When solving an equation with absolute value on both sides, such as $$|2x-1|=|4x+3|$$ how to choose one side of which to use the definition of absolute value?
For example, if we apply absolute value just for right side so we have $2x-1=-(4x+3)$ and $2x-1=(4x+3)$. But why we don't solve for left hand $-(2x-1)=4x+3$ and $(2x-1)=4x+3$?
I know how to solve these but I don't understand the logic.
On
The argument of the LHS module changes sign at $x=\frac{1}{2}$. The argument in RHS changes sign at $x=-\frac{3}{4}$, so we have three systems: $$ \begin{cases} x<-\frac{3}{4}\\ 1-2x=-(4x+3) \end{cases} \quad \lor \quad \begin{cases} -\frac{3}{4}\le x<\frac{1}{2}\\ 1-2x=4x+3 \end{cases} \quad \lor \quad \begin{cases} x\ge\frac{1}{2}\\ 2x-1=4x+3 \end{cases} $$ can you solve these?
The logic is that, faced with something like $\lvert X \rvert = \lvert Y \rvert$ where $X$ and $Y$ are any expressions, we know that $X$ and $Y$ are both the same distance from $0$.
In other words, if they have the same absolute value, then either they're the same so that $X = Y$ or they're negatives of each other (think $\lvert 3 \rvert = \lvert -3\rvert$) so that $X = -Y$, and both cases are perfectly valid.
But multiplying each of the above equations by $-1$, we have a total of four equations
\begin{align*} X = Y\quad &\text{ is equivalent to} \quad-X = -Y \\ X = -Y \quad &\text{ is equivalent to}\quad -X = Y \end{align*}
that form two pairs: As long as you pick one equation from each set of equivalent pairs, you'll get all possible solutions.
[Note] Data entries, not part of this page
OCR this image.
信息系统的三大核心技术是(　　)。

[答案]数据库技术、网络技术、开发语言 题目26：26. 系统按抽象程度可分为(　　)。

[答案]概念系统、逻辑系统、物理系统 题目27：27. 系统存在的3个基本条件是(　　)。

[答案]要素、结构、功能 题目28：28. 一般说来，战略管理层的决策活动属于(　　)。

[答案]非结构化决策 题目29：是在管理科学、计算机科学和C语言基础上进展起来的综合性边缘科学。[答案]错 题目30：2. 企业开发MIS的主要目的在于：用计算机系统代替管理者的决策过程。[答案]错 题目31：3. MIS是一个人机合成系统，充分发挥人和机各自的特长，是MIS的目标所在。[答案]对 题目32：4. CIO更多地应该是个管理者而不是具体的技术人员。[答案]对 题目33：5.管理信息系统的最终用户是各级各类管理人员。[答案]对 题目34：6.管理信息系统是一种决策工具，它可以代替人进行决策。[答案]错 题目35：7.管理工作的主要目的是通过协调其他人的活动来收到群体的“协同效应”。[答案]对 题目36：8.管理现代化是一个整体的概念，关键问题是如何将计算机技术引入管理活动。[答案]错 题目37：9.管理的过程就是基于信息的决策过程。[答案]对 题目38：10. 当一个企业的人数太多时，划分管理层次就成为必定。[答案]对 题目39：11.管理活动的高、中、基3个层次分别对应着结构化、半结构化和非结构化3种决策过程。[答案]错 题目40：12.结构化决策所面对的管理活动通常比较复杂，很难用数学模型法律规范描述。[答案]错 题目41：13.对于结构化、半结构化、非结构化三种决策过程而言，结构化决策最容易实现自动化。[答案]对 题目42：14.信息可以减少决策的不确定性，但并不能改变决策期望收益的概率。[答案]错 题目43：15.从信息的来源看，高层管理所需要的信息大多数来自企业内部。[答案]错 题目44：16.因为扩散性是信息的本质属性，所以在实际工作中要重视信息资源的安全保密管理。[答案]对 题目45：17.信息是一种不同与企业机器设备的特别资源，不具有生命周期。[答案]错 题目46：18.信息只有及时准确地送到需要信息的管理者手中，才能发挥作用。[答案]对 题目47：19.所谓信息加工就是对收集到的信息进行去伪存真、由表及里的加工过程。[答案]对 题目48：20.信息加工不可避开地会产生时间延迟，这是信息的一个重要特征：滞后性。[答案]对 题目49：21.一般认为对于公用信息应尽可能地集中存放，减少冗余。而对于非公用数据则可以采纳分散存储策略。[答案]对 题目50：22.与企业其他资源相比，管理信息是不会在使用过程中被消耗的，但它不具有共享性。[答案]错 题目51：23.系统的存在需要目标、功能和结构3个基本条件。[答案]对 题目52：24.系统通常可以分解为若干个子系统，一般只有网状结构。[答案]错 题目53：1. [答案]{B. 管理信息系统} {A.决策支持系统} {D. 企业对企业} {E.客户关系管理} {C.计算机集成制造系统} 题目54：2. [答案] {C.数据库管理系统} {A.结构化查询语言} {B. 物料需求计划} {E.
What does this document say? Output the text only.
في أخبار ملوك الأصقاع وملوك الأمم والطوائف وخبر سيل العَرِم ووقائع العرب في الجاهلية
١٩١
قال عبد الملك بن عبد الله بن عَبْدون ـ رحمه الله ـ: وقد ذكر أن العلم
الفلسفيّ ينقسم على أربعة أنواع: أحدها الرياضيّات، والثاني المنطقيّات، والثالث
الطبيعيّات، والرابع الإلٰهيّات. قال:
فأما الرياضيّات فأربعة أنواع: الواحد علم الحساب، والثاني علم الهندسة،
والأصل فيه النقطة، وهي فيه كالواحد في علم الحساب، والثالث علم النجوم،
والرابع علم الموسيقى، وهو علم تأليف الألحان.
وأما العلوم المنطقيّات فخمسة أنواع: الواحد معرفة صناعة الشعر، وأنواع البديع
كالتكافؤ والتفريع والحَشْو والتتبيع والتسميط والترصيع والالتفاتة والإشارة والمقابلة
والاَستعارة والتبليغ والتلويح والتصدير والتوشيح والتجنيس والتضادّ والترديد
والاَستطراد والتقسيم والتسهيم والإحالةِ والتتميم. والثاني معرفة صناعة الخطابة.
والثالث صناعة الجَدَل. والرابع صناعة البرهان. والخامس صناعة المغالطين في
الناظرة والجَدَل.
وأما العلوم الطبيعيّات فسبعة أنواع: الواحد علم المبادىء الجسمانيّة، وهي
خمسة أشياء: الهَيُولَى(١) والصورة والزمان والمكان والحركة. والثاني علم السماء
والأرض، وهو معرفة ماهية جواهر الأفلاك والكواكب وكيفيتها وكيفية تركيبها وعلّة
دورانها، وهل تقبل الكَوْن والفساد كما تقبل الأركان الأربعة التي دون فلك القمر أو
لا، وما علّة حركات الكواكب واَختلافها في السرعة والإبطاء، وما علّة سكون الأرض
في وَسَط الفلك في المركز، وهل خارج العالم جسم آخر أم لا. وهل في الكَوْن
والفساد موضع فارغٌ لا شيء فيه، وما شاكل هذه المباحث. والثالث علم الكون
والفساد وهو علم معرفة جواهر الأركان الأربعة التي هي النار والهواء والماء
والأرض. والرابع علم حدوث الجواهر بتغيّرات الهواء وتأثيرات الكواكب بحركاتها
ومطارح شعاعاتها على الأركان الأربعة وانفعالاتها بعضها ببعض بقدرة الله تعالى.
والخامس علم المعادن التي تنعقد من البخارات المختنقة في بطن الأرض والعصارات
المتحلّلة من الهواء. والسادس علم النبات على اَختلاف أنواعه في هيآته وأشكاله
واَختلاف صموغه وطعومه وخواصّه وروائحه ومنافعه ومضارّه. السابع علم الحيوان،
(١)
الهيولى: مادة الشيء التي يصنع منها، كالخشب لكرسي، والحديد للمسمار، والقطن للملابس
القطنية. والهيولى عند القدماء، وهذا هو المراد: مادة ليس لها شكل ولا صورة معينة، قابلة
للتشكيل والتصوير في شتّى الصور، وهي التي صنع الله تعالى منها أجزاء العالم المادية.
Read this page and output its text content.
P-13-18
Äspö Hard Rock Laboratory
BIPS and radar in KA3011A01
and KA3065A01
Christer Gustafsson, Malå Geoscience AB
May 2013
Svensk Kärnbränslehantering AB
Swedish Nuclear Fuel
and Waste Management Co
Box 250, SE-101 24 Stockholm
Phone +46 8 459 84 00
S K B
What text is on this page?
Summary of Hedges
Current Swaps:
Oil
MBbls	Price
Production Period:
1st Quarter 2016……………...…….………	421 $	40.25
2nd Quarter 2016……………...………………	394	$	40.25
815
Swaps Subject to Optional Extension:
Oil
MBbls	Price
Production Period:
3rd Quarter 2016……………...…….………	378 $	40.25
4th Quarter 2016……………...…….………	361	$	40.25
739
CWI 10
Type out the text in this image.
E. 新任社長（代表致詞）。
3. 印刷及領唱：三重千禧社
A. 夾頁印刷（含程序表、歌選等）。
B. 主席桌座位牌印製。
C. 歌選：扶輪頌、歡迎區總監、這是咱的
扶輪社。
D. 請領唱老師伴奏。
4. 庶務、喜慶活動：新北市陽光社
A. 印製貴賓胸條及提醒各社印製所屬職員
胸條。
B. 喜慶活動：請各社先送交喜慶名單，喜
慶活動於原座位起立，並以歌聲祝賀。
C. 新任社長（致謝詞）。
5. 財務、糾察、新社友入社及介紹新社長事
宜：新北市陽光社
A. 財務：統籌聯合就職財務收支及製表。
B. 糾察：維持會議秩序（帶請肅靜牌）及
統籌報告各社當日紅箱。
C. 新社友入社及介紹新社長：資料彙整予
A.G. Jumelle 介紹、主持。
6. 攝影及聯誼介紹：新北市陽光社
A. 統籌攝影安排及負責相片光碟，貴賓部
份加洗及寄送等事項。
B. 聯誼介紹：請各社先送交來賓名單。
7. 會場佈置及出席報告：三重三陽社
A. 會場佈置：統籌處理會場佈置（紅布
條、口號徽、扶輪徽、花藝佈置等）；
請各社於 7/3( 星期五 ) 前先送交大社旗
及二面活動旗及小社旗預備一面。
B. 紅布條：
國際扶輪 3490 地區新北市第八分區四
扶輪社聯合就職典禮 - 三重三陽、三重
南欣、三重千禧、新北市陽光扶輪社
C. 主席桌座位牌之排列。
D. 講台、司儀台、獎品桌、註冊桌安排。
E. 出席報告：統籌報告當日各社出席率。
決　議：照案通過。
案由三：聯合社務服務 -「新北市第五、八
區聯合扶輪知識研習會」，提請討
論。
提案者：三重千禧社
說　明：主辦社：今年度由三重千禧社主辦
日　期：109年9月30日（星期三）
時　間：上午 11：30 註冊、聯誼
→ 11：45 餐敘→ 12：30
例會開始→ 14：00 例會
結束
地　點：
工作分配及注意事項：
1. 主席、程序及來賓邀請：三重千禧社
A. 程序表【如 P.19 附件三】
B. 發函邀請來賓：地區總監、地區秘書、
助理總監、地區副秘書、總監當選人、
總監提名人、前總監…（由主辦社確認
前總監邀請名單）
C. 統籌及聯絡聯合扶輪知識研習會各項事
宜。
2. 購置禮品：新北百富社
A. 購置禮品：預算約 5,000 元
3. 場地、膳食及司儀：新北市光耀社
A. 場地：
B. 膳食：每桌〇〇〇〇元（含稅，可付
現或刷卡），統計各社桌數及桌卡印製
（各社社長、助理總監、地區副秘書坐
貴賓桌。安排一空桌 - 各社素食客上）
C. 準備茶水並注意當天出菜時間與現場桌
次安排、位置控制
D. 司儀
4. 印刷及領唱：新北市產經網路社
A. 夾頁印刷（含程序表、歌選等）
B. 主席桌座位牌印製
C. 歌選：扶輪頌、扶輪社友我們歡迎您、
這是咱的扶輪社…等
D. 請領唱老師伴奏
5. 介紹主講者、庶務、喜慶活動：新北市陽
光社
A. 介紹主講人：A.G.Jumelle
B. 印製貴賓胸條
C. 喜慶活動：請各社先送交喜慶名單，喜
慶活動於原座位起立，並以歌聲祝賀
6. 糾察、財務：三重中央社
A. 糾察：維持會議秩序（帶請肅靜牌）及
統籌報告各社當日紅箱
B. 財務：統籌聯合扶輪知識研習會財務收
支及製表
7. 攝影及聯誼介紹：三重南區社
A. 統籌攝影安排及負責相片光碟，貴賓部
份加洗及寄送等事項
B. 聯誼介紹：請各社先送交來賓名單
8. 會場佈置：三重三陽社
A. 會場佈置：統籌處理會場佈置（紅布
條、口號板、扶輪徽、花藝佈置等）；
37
With your method, whether we choose $X = -Y$ or $-X = Y$ depends on who we keep the absolute value with:
$|X| = Y$ gives $X = Y$ or $X = -Y$, while $X = |Y|$ gives $X = Y$ or $-X = Y$.
But remember, multiplying an equation by a negative doesn't change the solutions at all, so either one is perfectly good.